Sembrò di sentire un refrain fin troppo stesso trasmesso: i due ragazzi assassinati il 18 marzo 1978 a Milano, in via Mancinelli, erano stati ammazzati in un regolamento di conti tra gruppi di estrema sinistra o di spacciatori. Parola della questura meneghina, che indicava anche un’arma diversa da quella usata per l’agguato, una calibro 32 invece di una 7,65. Ciò che oggi c’è di certo nell’omicidio di Lorenzo Iannucci e Fausto Tinelli – Fausto e Iaio – è che non ci sono mandanti né esecutori di quel duplice delitto.
Per quell’omicidio furono indagati esponenti di estrema destra, da cui arrivavano le rivendicazioni più attendibili, tra cui Massimo Carminati, Claudio Bracci e Mario Corsi.

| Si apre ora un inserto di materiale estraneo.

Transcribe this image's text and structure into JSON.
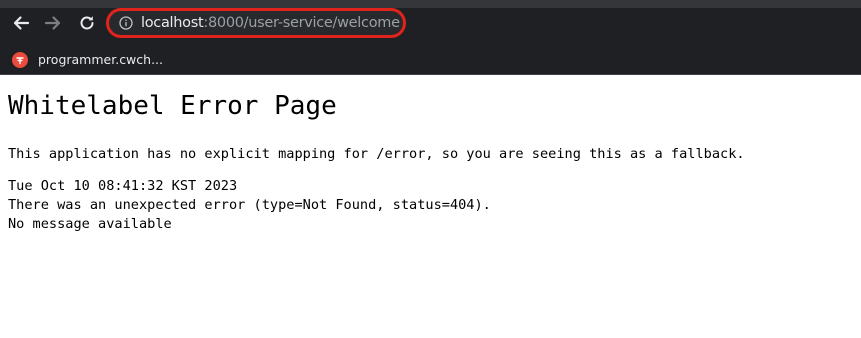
{
  "browser": {
    "address_bar": {
      "host": "localhost",
      "path": ":8000/user-service/welcome",
      "highlight_color": "#e0241b"
    },
    "icons": {
      "back": "arrow-left-icon",
      "forward": "arrow-right-icon",
      "reload": "reload-icon",
      "site_info": "info-circle-icon"
    },
    "bookmarks": [
      {
        "label": "programmer.cwch...",
        "favicon_color": "#ea4b3c"
      }
    ]
  },
  "page": {
    "title": "Whitelabel Error Page",
    "message": "This application has no explicit mapping for /error, so you are seeing this as a fallback.",
    "timestamp": "Tue Oct 10 08:41:32 KST 2023",
    "error_detail": "There was an unexpected error (type=Not Found, status=404).",
    "error_message": "No message available"
  }
}
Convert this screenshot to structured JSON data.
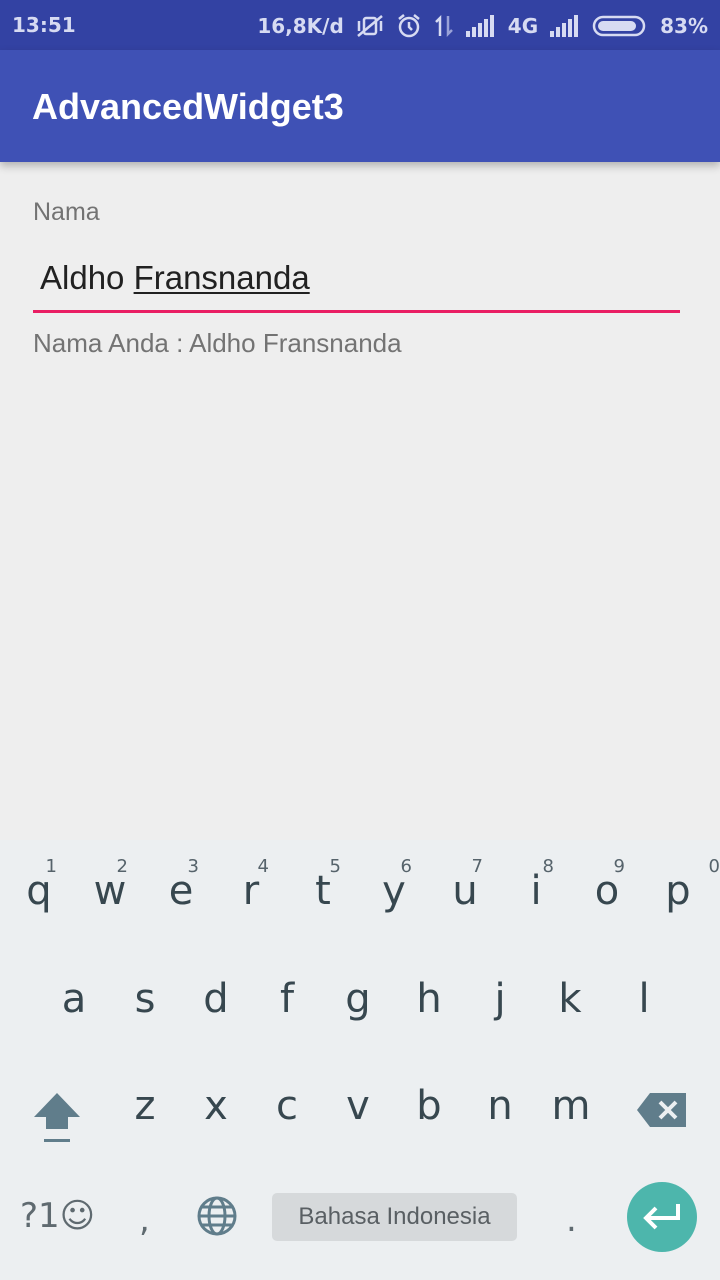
{
  "status_bar": {
    "time": "13:51",
    "speed": "16,8K/d",
    "network": "4G",
    "battery": "83%"
  },
  "app_bar": {
    "title": "AdvancedWidget3"
  },
  "form": {
    "label": "Nama",
    "input_first": "Aldho ",
    "input_second": "Fransnanda",
    "output": "Nama Anda : Aldho Fransnanda"
  },
  "keyboard": {
    "row1": [
      {
        "ch": "q",
        "hint": "1"
      },
      {
        "ch": "w",
        "hint": "2"
      },
      {
        "ch": "e",
        "hint": "3"
      },
      {
        "ch": "r",
        "hint": "4"
      },
      {
        "ch": "t",
        "hint": "5"
      },
      {
        "ch": "y",
        "hint": "6"
      },
      {
        "ch": "u",
        "hint": "7"
      },
      {
        "ch": "i",
        "hint": "8"
      },
      {
        "ch": "o",
        "hint": "9"
      },
      {
        "ch": "p",
        "hint": "0"
      }
    ],
    "row2": [
      "a",
      "s",
      "d",
      "f",
      "g",
      "h",
      "j",
      "k",
      "l"
    ],
    "row3": [
      "z",
      "x",
      "c",
      "v",
      "b",
      "n",
      "m"
    ],
    "symbols_key": "?1☺",
    "comma_key": ",",
    "period_key": ".",
    "space_label": "Bahasa Indonesia",
    "icons": {
      "shift": "shift-icon",
      "backspace": "backspace-icon",
      "globe": "globe-icon",
      "enter": "enter-icon"
    }
  },
  "colors": {
    "status_bar": "#3342a3",
    "app_bar": "#3f51b5",
    "accent": "#e91e63",
    "enter_key": "#4db6ac"
  }
}
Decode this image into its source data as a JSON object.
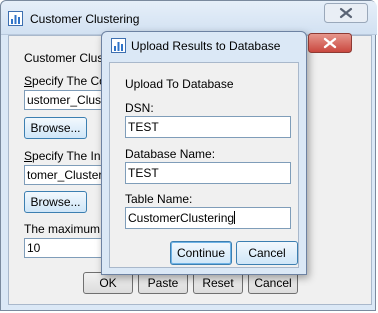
{
  "parent_window": {
    "title": "Customer Clustering",
    "labels": {
      "model_name": "Customer Clus",
      "specify_co": "Specify The Co",
      "specify_in": "Specify The Inp",
      "maximum": "The maximum"
    },
    "fields": {
      "model_path": "ustomer_Clust",
      "input_path": "tomer_Cluster",
      "maximum_value": "10"
    },
    "buttons": {
      "browse_1": "Browse...",
      "browse_2": "Browse...",
      "ok": "OK",
      "paste": "Paste",
      "reset": "Reset",
      "cancel": "Cancel"
    }
  },
  "dialog": {
    "title": "Upload Results to Database",
    "section_label": "Upload To Database",
    "dsn_label": "DSN:",
    "dsn_value": "TEST",
    "database_name_label": "Database Name:",
    "database_name_value": "TEST",
    "table_name_label": "Table Name:",
    "table_name_value": "CustomerClustering",
    "continue_label": "Continue",
    "cancel_label": "Cancel"
  },
  "icons": [
    "app-icon",
    "close-icon"
  ],
  "colors": {
    "close_button": "#c9463d",
    "titlebar": "#dbe8f6",
    "client": "#f0f0f0"
  }
}
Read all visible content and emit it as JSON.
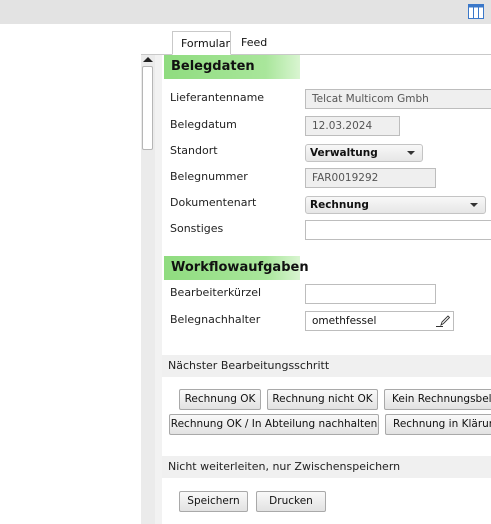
{
  "tabs": {
    "formular": "Formular",
    "feed": "Feed"
  },
  "sections": {
    "belegdaten": "Belegdaten",
    "workflow": "Workflowaufgaben"
  },
  "fields": {
    "lieferantenname": {
      "label": "Lieferantenname",
      "value": "Telcat Multicom Gmbh"
    },
    "belegdatum": {
      "label": "Belegdatum",
      "value": "12.03.2024"
    },
    "standort": {
      "label": "Standort",
      "value": "Verwaltung"
    },
    "belegnummer": {
      "label": "Belegnummer",
      "value": "FAR0019292"
    },
    "dokumentenart": {
      "label": "Dokumentenart",
      "value": "Rechnung"
    },
    "sonstiges": {
      "label": "Sonstiges",
      "value": ""
    },
    "bearbeiterkuerzel": {
      "label": "Bearbeiterkürzel",
      "value": ""
    },
    "belegnachhalter": {
      "label": "Belegnachhalter",
      "value": "omethfessel"
    }
  },
  "next_step": {
    "title": "Nächster Bearbeitungsschritt",
    "buttons": [
      "Rechnung OK",
      "Rechnung nicht OK",
      "Kein Rechnungsbeleg",
      "Rechnung OK / In Abteilung nachhalten",
      "Rechnung in Klärung"
    ]
  },
  "save_section": {
    "title": "Nicht weiterleiten, nur Zwischenspeichern",
    "save_label": "Speichern",
    "print_label": "Drucken"
  },
  "icons": {
    "toolbar": "columns-icon",
    "edit": "pencil-icon"
  }
}
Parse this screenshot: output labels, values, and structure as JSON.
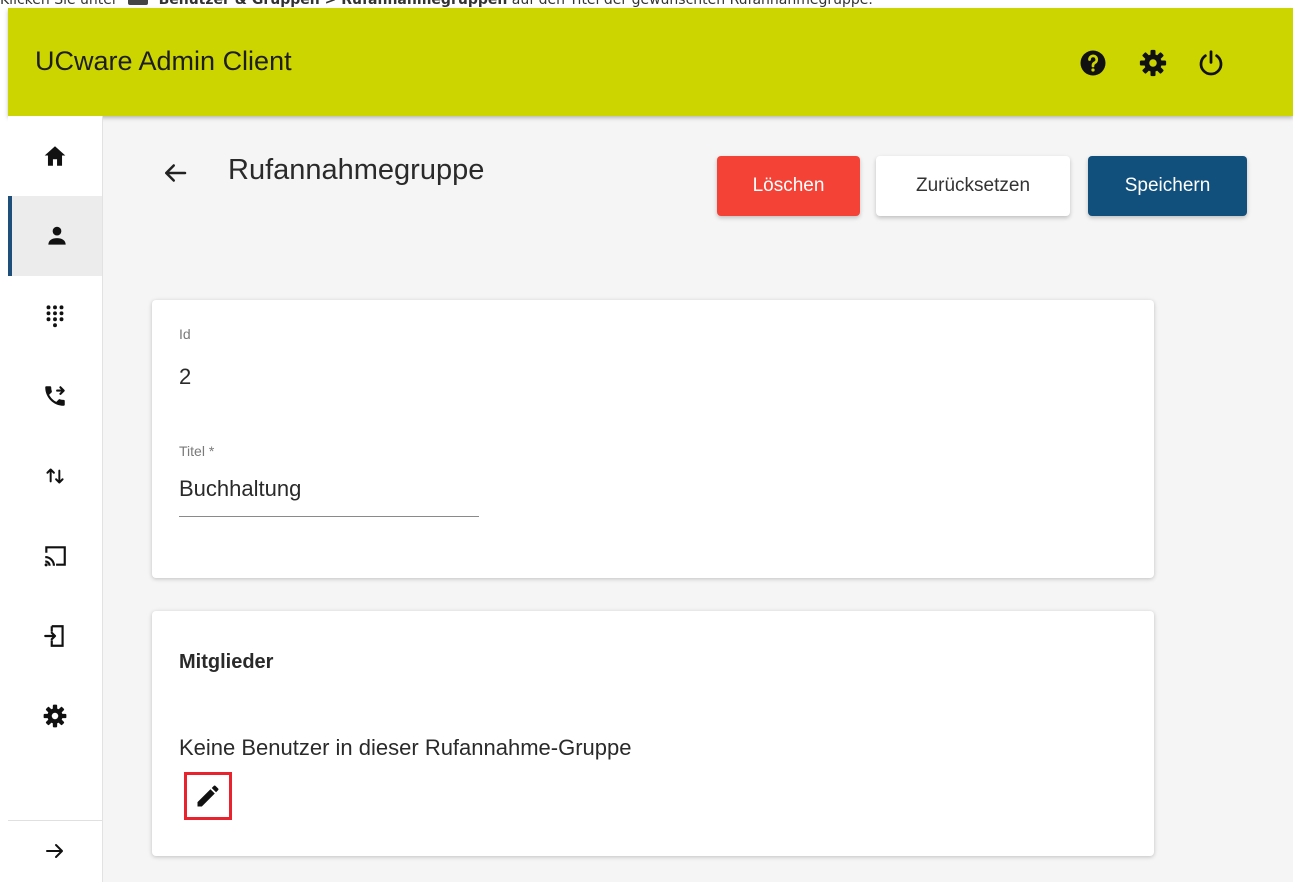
{
  "caption": {
    "prefix": "Klicken Sie unter",
    "menu_path": "Benutzer & Gruppen > Rufannahmegruppen",
    "suffix": "auf den Titel der gewünschten Rufannahmegruppe."
  },
  "app": {
    "title": "UCware Admin Client",
    "accent_color": "#ccd500",
    "top_icons": [
      "help-icon",
      "settings-icon",
      "power-icon"
    ]
  },
  "sidebar": {
    "items": [
      {
        "icon": "home-icon"
      },
      {
        "icon": "person-icon",
        "active": true
      },
      {
        "icon": "dialpad-icon"
      },
      {
        "icon": "phone-forward-icon"
      },
      {
        "icon": "swap-vert-icon"
      },
      {
        "icon": "cast-icon"
      },
      {
        "icon": "login-icon"
      },
      {
        "icon": "gear-icon"
      }
    ],
    "expand_icon": "arrow-right-icon"
  },
  "header": {
    "title": "Rufannahmegruppe",
    "buttons": {
      "delete": "Löschen",
      "reset": "Zurücksetzen",
      "save": "Speichern"
    }
  },
  "details": {
    "id_label": "Id",
    "id_value": "2",
    "title_label": "Titel *",
    "title_value": "Buchhaltung"
  },
  "members": {
    "heading": "Mitglieder",
    "empty_text": "Keine Benutzer in dieser Rufannahme-Gruppe",
    "edit_icon": "pencil-icon"
  },
  "colors": {
    "delete": "#f44336",
    "save": "#11507c",
    "highlight": "#e8232d"
  }
}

Ma gli elementi raccolti contro di loro e le dichiarazioni di alcuni collaboratori di giustizia non portarono a un quadro accusatorio abbastanza suffragato da trasformarsi in una condanna e dunque furono prosciolti. Discorso analogo per altri neofascisti. Il giornalista Pablo Dell’Osa oggi parla di servizi dietro un delitto impunito. E anche Daniele Biacchessi, che a questa vicenda ha dedicato un libro, nell’anniversario dall’agguato di via Mancinelli, scrive:
36 anni senza una giustizia ma con una verità storica scritta nei documenti dei pochi magistrati e giornalisti della controinformazione. Un omicidio organizzato da neofascisti e da uomini della banda della Magliana, che non è una banda di criminali qualsiasi, ma agiva per conto dei servizi segreti, il Sismi, allora diretto dalla loggia massonica P2. Questa è la verità che non si può mai archivi.